According to Le Figaro, Valls stated, “Europe has an army, it’s France’s.”

To consider the scenario from that perspective is to look at France’s engagement in a number of conflicts abroad.

This includes Mali, a former French colony hosting hundreds out of the three thousand-strong force taking part in France’s Operation Serval, reports Time Magazine.

There is also the Central African Republic, where France was forced to intervene with hundreds of troops to stop a possible humanitarian crisis between Christians and Muslims, resulting in nearly two thousand dead, according to Reuters.

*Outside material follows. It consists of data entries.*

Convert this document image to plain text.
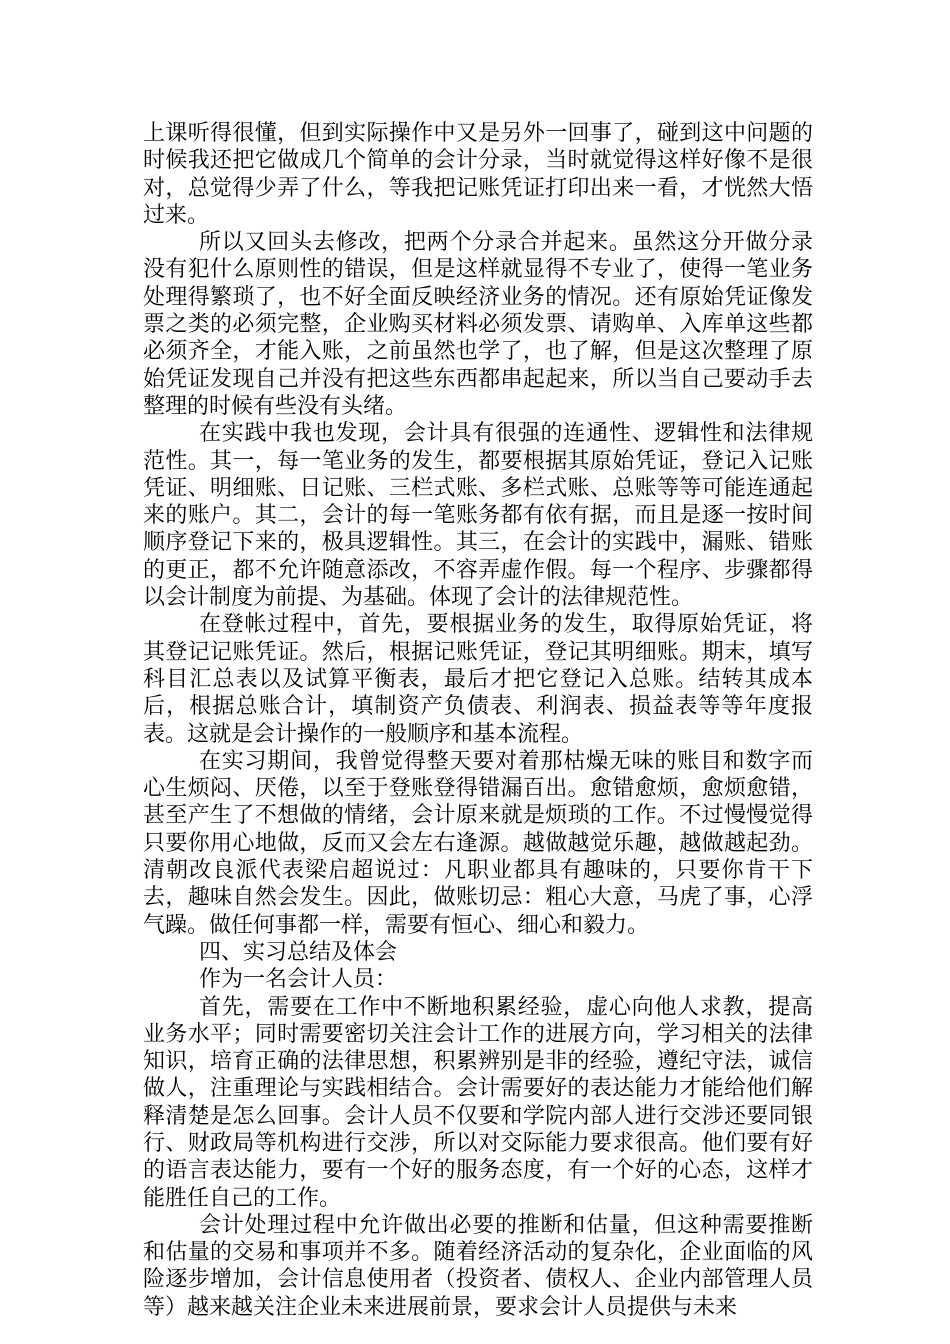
上课听得很懂，但到实际操作中又是另外一回事了，碰到这中问题的时候我还把它做成几个简单的会计分录，当时就觉得这样好像不是很对，总觉得少弄了什么，等我把记账凭证打印出来一看，才恍然大悟过来。

所以又回头去修改，把两个分录合并起来。虽然这分开做分录没有犯什么原则性的错误，但是这样就显得不专业了，使得一笔业务处理得繁琐了，也不好全面反映经济业务的情况。还有原始凭证像发票之类的必须完整，企业购买材料必须发票、请购单、入库单这些都必须齐全，才能入账，之前虽然也学了，也了解，但是这次整理了原始凭证发现自己并没有把这些东西都串起起来，所以当自己要动手去整理的时候有些没有头绪。

在实践中我也发现，会计具有很强的连通性、逻辑性和法律规范性。其一，每一笔业务的发生，都要根据其原始凭证，登记入记账凭证、明细账、日记账、三栏式账、多栏式账、总账等等可能连通起来的账户。其二，会计的每一笔账务都有依有据，而且是逐一按时间顺序登记下来的，极具逻辑性。其三，在会计的实践中，漏账、错账的更正，都不允许随意添改，不容弄虚作假。每一个程序、步骤都得以会计制度为前提、为基础。体现了会计的法律规范性。

在登帐过程中，首先，要根据业务的发生，取得原始凭证，将其登记记账凭证。然后，根据记账凭证，登记其明细账。期末，填写科目汇总表以及试算平衡表，最后才把它登记入总账。结转其成本后，根据总账合计，填制资产负债表、利润表、损益表等等年度报表。这就是会计操作的一般顺序和基本流程。

在实习期间，我曾觉得整天要对着那枯燥无味的账目和数字而心生烦闷、厌倦，以至于登账登得错漏百出。愈错愈烦，愈烦愈错，甚至产生了不想做的情绪，会计原来就是烦琐的工作。不过慢慢觉得只要你用心地做，反而又会左右逢源。越做越觉乐趣，越做越起劲。清朝改良派代表梁启超说过：凡职业都具有趣味的，只要你肯干下去，趣味自然会发生。因此，做账切忌：粗心大意，马虎了事，心浮气躁。做任何事都一样，需要有恒心、细心和毅力。

四、实习总结及体会

作为一名会计人员：

首先，需要在工作中不断地积累经验，虚心向他人求教，提高业务水平；同时需要密切关注会计工作的进展方向，学习相关的法律知识，培育正确的法律思想，积累辨别是非的经验，遵纪守法，诚信做人，注重理论与实践相结合。会计需要好的表达能力才能给他们解释清楚是怎么回事。会计人员不仅要和学院内部人进行交涉还要同银行、财政局等机构进行交涉，所以对交际能力要求很高。他们要有好的语言表达能力，要有一个好的服务态度，有一个好的心态，这样才能胜任自己的工作。

会计处理过程中允许做出必要的推断和估量，但这种需要推断和估量的交易和事项并不多。随着经济活动的复杂化，企业面临的风险逐步增加，会计信息使用者（投资者、债权人、企业内部管理人员等）越来越关注企业未来进展前景，要求会计人员提供与未来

These conflicts, despite being a major issue in and of themselves, did not necessarily concern the rest of Europe until the attacks in Paris at Stade de France and the Bataclan festival.

After the attacks, France invoked the little-known Article 42.7 of the Lisbon Treaty, which calls upon other European Union member states to aid France in whatever way possible.

Deployments may soon be seen from different European Union member states to relieve the French troops of their duties in Africa, so that troops can then be redirected to the campaign against the self-proclaimed Islamic State.

Despite falling from the European scope of view, there also remains the war in the Donbas region of eastern Ukraine, where separatists still fight for their independence and possibly for a similar fate as Crimea which, after a year of annexation, still has yet to reap the rewards touted by Russian president Vladimir Putin.

According to the New York Times, a recent meeting between the Russian and French presidents saw matters of state quickly overshadowed by discussions regarding the Russian bombing campaigns against enemies of Syrian President Bashar al-Assad, whom France condemns.

As Europe lunges from crisis to crisis, the recent downing of a Russian fighter jet by NATO member Turkey, resulting in the death of a Russian pilot, has sparked a diplomatic firestorm across not only Europe but also all of NATO, as treaty obligations for mutual defense keep the United States and a majority of European Union members on their toes.